Tax Experts Supportive Of A New 12.5% R&D Tax Credit
Tax experts have indicated that the government’s proposed introduction of a 12.5% R&D tax credit is a welcome move for New Zealand. The Taxpayers’ Union Executive Director has praised this government policy and has stated that the Science Research and Innovation Minister is a taxpayers’ hero. David Snell, Executive Director of EY added that the new policy changes the previous mindset around taxation.
Snell stated that tax in recent years had been broad-based, had low rates, and provided no incentives. but that the proposed tax credit would incentivize innovation. He stated that tax incentives could make a significant difference, both to R&D and to businesses’ mindsets in that businesses could begin to consciously think whether their activities can be considered as innovative.

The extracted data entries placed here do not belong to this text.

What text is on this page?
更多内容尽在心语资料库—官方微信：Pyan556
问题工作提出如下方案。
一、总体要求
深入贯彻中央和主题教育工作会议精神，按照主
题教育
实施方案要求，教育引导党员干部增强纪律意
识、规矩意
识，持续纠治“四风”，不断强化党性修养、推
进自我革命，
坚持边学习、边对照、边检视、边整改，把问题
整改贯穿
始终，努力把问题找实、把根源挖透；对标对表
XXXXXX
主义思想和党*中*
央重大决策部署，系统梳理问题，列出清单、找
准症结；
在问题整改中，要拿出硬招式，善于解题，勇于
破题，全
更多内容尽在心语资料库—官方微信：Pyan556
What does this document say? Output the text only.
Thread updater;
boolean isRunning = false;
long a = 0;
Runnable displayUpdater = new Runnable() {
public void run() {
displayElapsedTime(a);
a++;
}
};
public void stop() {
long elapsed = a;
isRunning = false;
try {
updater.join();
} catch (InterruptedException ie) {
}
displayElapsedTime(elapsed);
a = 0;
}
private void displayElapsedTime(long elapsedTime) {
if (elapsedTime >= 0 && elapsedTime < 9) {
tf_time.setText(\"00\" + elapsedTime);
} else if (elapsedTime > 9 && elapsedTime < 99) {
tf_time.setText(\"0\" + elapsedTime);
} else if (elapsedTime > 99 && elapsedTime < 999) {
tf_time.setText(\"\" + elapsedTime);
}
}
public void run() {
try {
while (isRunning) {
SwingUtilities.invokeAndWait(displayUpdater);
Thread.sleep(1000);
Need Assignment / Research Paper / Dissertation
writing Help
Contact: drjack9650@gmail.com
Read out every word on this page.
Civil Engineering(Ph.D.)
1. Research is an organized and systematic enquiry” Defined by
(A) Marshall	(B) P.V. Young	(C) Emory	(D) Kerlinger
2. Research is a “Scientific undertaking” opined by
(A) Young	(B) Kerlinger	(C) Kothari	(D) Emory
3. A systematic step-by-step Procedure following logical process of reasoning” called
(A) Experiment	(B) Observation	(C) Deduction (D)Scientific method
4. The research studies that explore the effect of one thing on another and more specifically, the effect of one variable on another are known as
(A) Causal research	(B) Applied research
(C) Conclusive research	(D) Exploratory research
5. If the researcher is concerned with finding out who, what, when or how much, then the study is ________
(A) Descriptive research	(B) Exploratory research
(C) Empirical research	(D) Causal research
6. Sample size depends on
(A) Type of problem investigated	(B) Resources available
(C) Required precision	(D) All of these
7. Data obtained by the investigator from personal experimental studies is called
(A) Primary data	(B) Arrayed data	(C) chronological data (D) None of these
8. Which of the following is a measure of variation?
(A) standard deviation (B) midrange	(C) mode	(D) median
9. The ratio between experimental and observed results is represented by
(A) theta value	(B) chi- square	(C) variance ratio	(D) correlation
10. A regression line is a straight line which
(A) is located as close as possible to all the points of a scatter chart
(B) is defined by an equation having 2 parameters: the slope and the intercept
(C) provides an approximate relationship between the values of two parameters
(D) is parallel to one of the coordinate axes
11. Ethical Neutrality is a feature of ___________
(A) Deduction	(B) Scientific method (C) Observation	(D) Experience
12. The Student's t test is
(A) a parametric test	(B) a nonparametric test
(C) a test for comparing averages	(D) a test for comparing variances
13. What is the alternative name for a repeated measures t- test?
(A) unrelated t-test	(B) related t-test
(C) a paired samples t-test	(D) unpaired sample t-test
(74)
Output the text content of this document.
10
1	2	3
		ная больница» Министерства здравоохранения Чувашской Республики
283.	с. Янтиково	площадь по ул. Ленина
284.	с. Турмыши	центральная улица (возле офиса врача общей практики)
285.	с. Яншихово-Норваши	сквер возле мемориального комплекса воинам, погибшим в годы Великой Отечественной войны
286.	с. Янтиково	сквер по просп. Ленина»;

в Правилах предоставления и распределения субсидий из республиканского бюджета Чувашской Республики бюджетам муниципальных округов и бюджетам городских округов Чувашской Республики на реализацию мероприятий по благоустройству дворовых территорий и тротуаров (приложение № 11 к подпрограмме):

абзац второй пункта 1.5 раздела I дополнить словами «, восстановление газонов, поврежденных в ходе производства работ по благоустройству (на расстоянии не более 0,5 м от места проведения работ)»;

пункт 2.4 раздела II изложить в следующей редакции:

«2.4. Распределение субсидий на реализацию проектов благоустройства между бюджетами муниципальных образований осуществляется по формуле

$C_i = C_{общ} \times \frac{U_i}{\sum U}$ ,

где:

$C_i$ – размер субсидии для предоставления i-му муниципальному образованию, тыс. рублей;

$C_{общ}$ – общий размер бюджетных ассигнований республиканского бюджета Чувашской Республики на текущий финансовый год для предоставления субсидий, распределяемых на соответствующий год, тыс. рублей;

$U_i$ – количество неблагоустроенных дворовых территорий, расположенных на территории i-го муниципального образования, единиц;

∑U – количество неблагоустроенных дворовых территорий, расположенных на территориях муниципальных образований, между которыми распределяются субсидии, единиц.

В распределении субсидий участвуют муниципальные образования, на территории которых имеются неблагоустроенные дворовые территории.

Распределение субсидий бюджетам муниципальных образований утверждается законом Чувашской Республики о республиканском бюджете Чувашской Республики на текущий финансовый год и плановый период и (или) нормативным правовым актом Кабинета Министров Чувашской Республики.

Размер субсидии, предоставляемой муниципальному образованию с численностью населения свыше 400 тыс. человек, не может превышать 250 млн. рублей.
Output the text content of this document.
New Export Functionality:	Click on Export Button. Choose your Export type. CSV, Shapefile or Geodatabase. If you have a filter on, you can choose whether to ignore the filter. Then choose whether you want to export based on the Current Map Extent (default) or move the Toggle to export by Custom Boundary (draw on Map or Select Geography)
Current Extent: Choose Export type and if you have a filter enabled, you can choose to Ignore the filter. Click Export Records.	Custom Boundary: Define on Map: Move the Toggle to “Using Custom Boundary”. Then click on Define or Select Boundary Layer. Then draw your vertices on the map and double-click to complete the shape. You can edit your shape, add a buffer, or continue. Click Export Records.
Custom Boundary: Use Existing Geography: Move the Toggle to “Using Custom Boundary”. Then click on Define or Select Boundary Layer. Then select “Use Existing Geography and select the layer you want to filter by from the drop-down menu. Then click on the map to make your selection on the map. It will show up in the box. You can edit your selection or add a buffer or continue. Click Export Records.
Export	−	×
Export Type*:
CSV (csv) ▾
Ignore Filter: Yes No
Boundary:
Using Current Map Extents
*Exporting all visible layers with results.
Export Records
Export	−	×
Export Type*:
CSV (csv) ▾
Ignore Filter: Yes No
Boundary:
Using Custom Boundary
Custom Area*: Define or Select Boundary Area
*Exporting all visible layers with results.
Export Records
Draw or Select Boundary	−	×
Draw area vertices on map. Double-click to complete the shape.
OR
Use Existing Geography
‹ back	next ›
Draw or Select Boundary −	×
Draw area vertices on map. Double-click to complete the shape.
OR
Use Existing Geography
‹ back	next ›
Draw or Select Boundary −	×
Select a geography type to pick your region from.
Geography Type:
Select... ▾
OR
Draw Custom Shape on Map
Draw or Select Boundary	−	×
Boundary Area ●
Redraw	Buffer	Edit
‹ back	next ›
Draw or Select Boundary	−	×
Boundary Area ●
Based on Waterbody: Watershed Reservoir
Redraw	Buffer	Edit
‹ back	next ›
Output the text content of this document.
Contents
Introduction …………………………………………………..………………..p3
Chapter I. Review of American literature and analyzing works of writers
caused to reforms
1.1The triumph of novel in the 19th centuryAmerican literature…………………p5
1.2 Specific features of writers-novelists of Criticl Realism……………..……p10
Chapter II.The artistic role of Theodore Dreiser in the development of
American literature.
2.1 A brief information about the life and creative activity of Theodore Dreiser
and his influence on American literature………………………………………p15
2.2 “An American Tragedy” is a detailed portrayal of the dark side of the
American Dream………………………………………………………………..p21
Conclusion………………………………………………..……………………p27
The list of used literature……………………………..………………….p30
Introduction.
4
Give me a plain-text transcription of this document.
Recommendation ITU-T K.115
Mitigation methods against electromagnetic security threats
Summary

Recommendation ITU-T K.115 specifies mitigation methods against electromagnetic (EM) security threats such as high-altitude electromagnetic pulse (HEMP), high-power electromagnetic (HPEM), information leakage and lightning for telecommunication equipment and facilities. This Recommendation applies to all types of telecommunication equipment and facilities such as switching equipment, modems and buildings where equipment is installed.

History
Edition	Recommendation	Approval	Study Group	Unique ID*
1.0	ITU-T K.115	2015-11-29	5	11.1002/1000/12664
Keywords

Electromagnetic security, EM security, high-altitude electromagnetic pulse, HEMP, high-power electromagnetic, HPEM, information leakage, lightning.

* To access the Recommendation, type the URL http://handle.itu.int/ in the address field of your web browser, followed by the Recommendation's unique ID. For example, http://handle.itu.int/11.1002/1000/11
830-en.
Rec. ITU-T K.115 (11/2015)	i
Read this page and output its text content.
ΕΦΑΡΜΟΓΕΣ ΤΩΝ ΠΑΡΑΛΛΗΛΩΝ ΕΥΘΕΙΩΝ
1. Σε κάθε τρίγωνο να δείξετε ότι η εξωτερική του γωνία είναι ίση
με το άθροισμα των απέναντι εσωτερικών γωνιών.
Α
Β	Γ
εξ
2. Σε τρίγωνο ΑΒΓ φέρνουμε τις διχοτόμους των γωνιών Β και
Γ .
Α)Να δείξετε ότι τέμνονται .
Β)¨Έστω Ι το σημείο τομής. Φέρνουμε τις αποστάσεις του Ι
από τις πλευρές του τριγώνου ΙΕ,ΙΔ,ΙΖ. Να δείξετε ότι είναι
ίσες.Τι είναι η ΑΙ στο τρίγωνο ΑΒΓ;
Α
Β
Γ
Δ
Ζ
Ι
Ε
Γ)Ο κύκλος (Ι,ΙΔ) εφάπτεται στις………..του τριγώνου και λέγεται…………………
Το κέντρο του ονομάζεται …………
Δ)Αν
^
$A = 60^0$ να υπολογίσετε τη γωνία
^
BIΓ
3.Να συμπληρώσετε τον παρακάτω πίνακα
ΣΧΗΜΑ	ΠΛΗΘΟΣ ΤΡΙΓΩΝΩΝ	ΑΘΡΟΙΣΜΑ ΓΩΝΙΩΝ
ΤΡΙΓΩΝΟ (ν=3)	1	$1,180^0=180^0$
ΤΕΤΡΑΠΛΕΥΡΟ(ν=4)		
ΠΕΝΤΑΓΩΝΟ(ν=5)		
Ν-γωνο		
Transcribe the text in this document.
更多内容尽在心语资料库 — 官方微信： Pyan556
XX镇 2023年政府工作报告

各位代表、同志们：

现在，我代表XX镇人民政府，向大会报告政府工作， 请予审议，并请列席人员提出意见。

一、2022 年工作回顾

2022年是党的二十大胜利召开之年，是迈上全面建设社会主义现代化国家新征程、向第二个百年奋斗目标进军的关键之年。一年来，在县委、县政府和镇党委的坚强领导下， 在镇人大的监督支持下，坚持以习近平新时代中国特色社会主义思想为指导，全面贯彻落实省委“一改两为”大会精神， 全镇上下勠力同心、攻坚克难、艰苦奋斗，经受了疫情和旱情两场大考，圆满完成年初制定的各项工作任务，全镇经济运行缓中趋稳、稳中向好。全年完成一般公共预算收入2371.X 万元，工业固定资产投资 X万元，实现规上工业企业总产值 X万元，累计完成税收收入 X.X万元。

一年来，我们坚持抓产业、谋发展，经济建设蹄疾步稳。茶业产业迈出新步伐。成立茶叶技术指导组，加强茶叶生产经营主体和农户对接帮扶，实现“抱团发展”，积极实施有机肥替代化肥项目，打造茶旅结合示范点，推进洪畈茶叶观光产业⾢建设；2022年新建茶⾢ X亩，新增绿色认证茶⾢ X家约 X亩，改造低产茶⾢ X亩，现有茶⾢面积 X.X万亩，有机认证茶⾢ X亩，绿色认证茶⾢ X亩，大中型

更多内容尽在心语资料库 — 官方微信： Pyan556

From 1 April 2019, businesses will be able to claim tax credits of up to $120 million of R&D expenditure per year. To be eligible, businesses must have conducted the R&D in New Zealand, claim R&D expenditure relating to that business and own the results of the R&D. They must describe the core activities that are conducted using scientific methods as well as supporting activities that relate to the core activities.
This R&D tax credit will differ to the one trialed in 2008 with the government working to fine tune the system before it is introduced. For instance, it will focus on transparency, so the name of companies who receive the incentive will be published (the amount will remain confidential).
The credit will be capped at $15 million per annum, and eligible expenditure must be over $100,000 in that tax year.